When my physical eye looks at the Vancouver building, my mind’s eye sees Habitat ’67, the Montreal housing complex that launched Safdie’s career and gave added punch to the exciting new design aesthetic of Expo ’67 as a whole.

See what I mean?
And then, full of all those worlds, I walk back down to Pender Street and catch a #19 for home.
It delivers no tutorials. I am left to my own thoughts, my own world, for the entire ride.


Liz
/ 9 May 2025Some nice architecture there with the buildings inside and out.
I love the fountain.
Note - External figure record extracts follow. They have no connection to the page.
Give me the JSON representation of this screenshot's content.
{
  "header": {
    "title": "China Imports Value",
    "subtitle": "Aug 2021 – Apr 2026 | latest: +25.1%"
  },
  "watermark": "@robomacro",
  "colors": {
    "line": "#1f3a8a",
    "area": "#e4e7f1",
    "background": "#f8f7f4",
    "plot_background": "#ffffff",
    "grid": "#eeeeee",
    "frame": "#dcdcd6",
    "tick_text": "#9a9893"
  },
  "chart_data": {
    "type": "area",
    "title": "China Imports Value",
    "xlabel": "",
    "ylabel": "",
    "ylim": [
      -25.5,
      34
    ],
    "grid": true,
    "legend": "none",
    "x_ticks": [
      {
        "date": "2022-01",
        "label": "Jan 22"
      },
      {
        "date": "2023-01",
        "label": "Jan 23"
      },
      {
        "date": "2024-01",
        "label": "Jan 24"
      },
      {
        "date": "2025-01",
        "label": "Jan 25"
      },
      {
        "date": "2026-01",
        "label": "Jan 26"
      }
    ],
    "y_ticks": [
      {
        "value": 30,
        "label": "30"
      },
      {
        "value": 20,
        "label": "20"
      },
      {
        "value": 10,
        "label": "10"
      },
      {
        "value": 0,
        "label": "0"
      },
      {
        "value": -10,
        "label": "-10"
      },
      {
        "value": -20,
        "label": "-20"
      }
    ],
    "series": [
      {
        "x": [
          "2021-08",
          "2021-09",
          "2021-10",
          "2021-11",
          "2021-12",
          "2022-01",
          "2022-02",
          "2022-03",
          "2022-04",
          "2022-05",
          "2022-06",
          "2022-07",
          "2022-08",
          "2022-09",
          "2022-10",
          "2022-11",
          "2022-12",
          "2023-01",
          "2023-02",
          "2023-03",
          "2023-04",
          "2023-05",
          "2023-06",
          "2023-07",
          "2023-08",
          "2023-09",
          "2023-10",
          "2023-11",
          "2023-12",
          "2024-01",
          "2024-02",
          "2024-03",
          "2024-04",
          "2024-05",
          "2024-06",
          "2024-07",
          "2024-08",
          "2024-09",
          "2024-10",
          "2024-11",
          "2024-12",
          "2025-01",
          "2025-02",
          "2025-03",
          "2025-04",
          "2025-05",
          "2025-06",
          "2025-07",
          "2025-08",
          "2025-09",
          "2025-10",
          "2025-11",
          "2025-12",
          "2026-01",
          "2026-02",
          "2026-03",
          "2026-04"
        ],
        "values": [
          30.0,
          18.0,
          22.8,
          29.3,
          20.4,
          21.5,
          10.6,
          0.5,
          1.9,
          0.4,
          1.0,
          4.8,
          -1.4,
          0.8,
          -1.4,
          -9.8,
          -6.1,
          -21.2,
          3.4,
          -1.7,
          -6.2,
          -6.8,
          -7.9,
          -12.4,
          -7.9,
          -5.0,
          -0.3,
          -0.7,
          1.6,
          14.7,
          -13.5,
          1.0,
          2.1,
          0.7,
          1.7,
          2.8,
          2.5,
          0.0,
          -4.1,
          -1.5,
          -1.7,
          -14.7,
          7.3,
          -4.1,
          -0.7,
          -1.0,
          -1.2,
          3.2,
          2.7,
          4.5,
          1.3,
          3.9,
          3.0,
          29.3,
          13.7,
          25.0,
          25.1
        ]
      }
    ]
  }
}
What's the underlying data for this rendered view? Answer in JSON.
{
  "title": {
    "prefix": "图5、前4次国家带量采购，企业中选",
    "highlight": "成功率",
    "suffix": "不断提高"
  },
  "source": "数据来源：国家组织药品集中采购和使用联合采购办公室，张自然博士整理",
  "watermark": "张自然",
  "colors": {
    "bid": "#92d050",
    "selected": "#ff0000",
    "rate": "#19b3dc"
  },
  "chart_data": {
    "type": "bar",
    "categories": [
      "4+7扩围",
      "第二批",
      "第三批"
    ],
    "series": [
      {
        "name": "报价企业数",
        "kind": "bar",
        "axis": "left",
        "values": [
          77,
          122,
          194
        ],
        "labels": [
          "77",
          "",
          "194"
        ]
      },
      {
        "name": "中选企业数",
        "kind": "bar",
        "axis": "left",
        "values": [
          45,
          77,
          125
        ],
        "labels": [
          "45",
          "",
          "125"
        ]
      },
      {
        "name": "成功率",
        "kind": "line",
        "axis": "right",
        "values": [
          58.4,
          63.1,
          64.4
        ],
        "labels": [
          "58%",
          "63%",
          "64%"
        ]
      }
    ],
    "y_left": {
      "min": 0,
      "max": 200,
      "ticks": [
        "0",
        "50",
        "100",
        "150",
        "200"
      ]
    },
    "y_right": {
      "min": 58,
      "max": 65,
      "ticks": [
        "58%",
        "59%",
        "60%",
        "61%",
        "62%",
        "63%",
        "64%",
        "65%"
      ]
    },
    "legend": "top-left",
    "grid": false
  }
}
The cube type building I would be looking at in amazement with not seeing anything like that before and I would also be trying to work out whether I like it or not.
icelandpenny
/ 16 May 2025I find I like the cubes, in their various eras & architects — stacked straight up it would be boring and brutal, but turned at angles and jumbled about, it seems playful — it’s also a way to offer more diverse views and more privacy for people inside
Liz
/ 16 May 2025It is certainly a playful idea. 😊
restlessjo
/ 9 May 2025What a day! I kind of envy you the architectural splendour you move through. My little world is quieter and more compact. Coincidentally I’ve just finished reading a novel about a guy imprisoned for life- This is How by M. J. Hyland. It sort of has a happy ending… Have a good weekend!
Lynette d'Arty-Cross
/ 10 May 2025Thanks for taking us along on your very interesting walk, Penny. Sights to behold, the ebb and flow of various people as they briefly whoosh past, architecture to admire.